Immortal beloved: the grave of Sophia Cracroft

Time and the equally relentless British weather had obliterated almost every letter on Sophia Cracroft’s gravestone, which stands in London’s Kensal Green Cemetery.

While the “IN MEMORY OF LADY FRANKLIN/DIED 18 JULY 1875” memorial stone* was still mostly legible,  all that was left of Miss Cracroft’s was a few partial letters clinging to a blackened base.

Such was Sophy’s monument, and perhaps it would not have displeased her. But it certainly didn’t please the Franklinites who have visited to pay their respects to this remarkable woman. So last year, Logan Zachary photographed the site and carefully reconstructed the inscription on illuminator.blog:

“SOPHIA CRACROFT
THE DEVOTED AND ATTACHED NIECE OF SIR JOHN FRANKLIN
AND CONSTANT AID IN ALL LADY FRANKLIN’S EFFORTS IN
THE FURTHERANCE OF ARCTIC SEARCH FOR TRACES
OF HER HUSBAND AND HIS BRAVE COMPANIONS
DIED 20th JUNE 1892 AGED 76″

 

Right at the end of this project, when Logan had already done all the hard work, I found a partial reference to the inscription online. I spoke to the museum, paid the fee, and they sent me a copy of the item. I nearly fell off my chair when I opened the file.

A black and white photograph of a historic grave.
Sophia Cracroft’s grave in Kensal Green Cemetery, as it looked at some point after 1913. Copyright: Royal British Columbia Museums.

We have a clear view of the biblical quote right at the bottom of the block. This was more damaged than the other sections, and while most of it could be reconstructed, some ambiguity had remained.

But no longer:

“WHEN THIS MORTAL SHALL HAVE PUT ON IMMORTALITY
Cor. XV. 54.”

The museum catalogue says the image is from c.1905. This can’t be correct. The grave to the left has a 1913 date on it, although it does look freshly disturbed.

DRAMATIC DIFFERENCE

All three graves look quite different in 2020. They – like so many others in Kensal Green – are subsiding. But the most dramatic difference is in the colour of the headstones.

Sophy’s grave was still relatively clean and bright when the post-1913 image was taken. Today, we can see how London’s pollution has dug deep into the stones.

A photograph of a historic grave.
Sophia Cracroft’s grave in Kensal Green Cemetery in August 2020. This headstone – and the two behind it – have subsided since the early 20th Century.

I feel that Sophia Cracroft is still searching for her own immortality. She wasn’t only a devoted and attached niece, and a constant aid. She was a force of nature who was on top of all the details of each search for Franklin.
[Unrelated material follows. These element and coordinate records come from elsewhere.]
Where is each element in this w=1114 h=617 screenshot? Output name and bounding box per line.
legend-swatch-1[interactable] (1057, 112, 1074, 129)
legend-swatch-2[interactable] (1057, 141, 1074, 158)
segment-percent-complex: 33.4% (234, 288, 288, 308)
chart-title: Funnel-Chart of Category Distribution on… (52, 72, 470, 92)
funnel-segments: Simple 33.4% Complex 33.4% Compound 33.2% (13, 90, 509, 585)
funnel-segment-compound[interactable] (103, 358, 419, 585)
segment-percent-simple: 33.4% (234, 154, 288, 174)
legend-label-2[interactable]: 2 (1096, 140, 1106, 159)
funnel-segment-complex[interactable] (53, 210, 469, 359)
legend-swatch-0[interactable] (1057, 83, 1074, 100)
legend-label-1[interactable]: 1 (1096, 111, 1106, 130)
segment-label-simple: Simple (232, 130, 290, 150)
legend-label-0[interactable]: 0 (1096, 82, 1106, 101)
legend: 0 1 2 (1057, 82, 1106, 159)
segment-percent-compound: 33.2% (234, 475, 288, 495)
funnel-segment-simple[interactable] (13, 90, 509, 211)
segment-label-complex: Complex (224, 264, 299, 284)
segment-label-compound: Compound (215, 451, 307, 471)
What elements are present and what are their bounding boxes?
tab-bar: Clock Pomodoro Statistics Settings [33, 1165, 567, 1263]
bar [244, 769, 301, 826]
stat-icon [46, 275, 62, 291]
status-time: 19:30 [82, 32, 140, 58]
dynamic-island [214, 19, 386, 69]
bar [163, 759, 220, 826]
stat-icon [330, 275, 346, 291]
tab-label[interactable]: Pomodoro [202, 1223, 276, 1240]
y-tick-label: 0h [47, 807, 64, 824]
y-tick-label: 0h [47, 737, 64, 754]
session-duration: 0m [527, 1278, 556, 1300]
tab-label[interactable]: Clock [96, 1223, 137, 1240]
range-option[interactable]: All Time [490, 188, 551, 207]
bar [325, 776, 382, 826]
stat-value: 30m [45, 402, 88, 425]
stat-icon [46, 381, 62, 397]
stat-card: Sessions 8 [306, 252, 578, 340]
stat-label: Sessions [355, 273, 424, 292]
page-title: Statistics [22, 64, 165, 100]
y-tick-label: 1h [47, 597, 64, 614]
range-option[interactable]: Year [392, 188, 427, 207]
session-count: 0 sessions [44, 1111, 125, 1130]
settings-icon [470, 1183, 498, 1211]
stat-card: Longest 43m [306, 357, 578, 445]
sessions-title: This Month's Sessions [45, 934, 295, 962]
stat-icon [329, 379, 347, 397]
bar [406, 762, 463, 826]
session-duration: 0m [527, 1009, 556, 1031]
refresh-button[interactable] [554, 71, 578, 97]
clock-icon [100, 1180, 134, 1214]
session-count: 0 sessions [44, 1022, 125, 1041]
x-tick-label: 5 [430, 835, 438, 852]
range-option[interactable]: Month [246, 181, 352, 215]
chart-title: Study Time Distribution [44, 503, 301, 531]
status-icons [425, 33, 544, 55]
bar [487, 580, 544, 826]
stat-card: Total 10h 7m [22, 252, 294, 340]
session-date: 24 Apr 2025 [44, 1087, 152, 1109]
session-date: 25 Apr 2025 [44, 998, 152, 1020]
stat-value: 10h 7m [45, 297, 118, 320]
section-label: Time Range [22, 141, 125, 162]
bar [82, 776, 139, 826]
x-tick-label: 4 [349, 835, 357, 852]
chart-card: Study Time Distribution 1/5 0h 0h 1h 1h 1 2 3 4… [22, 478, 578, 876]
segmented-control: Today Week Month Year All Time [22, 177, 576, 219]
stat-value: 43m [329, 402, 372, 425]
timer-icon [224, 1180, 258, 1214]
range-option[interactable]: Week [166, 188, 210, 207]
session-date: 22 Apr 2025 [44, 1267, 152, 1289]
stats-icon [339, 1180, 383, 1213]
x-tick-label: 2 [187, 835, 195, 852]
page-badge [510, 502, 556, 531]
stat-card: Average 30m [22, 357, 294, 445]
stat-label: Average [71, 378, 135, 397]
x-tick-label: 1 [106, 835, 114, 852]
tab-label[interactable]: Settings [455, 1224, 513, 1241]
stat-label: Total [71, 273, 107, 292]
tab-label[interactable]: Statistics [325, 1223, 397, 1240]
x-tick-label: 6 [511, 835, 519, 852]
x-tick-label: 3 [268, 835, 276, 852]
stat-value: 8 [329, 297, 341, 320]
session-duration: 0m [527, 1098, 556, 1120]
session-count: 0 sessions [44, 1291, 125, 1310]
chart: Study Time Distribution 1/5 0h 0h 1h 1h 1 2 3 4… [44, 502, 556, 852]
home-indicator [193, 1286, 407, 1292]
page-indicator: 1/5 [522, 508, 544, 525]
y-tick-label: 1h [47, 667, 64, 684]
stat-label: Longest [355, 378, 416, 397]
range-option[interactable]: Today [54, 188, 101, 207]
I hope that people will continue to remember her as an individual. She was more than the support she gave to Jane Franklin, as considerable as that was. She was more than the choices she made in her personal life, and should not be viewed solely in relation to the men she did not – or did – consider marrying.

VISITING SOPHIA

And I hope people will continue visit her grave. It’s only going to deteriorate further, unless we can somehow organise and fundraise to repair and restore it.

Until then, we have an image that shows it as it was maybe two decades after her death – perhaps more – but which gives us a glimpse of a bright and pristine memorial to a remarkable figure in Franklin Expedition history.

 

* Lady Franklin does not share Sophia Cracroft’s lair, but is buried nearby in the Kensal Green catacombs. These are currently off-limits but Mechtild and Wolfgang Opel were able to visit them recently, and detailed the experience on their blog Trimaris.

One thought on “Immortal beloved: the grave of Sophia Cracroft

  1. Wonderful! One of the curious things about Kensal Green (and other of the “Magnificent Seven”) is that graves were sold as freeholds — this might have seemed good at the time, but it meant that the family were responsible for maintenance, forever, and over time most families simply stopped providing it. When I last visited K.G. I saw Wilkie Collins’s grave, which is maintained by the Wilkie Collins Society — it was in good shape! So I do think the obligation can be shouldered by any willing party.